The list compiled by NOAA's NCDC places the 90 events in 9 categories: nor’easters, ice storms, blizzards, freezes, fires, nontropical floods, heat waves/droughts, severe storms, and tropical storms and hurricanes. This list is more comprehensive than the disasters included for the estimates of Table 3.1. Figure 3.1 is a map summarizing the geographical distribution of the billion dollar disasters and Figure 3.2 is a graph that shows the annual frequency and costs. Both Figures 3.1 and 3.2 were produced by NCDC.
Table 3.2 summarizes the 90 events in chronological order.
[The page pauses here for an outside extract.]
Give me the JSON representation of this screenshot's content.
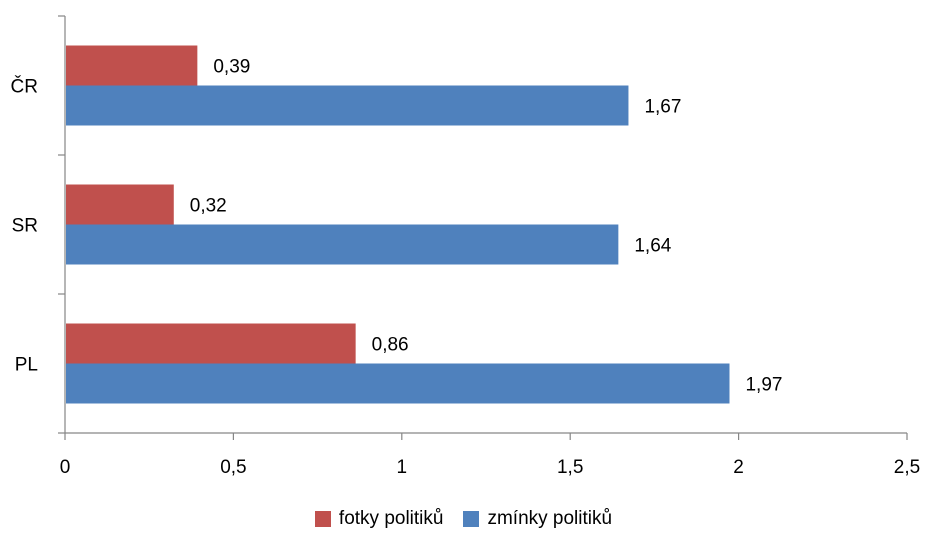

The numbers are not final because periodically new information becomes available and NCDC updates its files.
Thirty percent of the events (27 events) are tropical in nature and account for more than $367 billion in damages, nearly 52% of the total. This reflects the nature of tropical storms and hurricanes covering wide areas and affecting thousands of square miles per event.
The average tropical billion dollar disaster costs more than $13 billion. With the continued growth of coastal communities this will only continue to increase.
Severe weather that includes tornadoes and severe thunderstorms, along with the wind, hail, and lightning that accompany them, account for nearly 18% of the events and 4.7% of the damage costs. The average billion dollar severe weather disaster costs $2.1 billion.
Of all the disasters to occur from 1980 to, and including, 2008, the most expensive was Hurricane Katrina with damage estimates totaling $133.8 billion, followed by the 1988 heat wave/drought ($71.2 billion) and the 1980 heat wave/ drought ($55.4 billion). Table 3.3 lists the 90 events in order of cost from highest to lowest.
The deadliest of these expensive disasters was the 1980 heat wave/drought killing an estimated 10,000 people, with the 1988 heat wave/drought (7500 deaths) and Hurricane Katrina (1833 deaths) coming in second and third places. Table 3.4 lists the 90 events in order of death toll from greatest to smallest.
The annotated list in reverse chronological order, along with a brief account of each of the 90 billion dollar plus disaster events follows. For dollar figures, the actual dollars at the time of the disaster is the first figure and the second figure in parentheses is the cost adjusted to 2007 dollars.
The United States’ Billion Dollar Weather Disasters: 1980–2008
2008
Widespread drought.
Entire year, 2008. Severe drought and heat caused agricultural losses in areas of the south and west. Record low lake levels also occurred in areas of the southeast. Includes states of CA, TX, NC, SC, GA, and TN. Estimate of over $2.0 billion in damages/costs.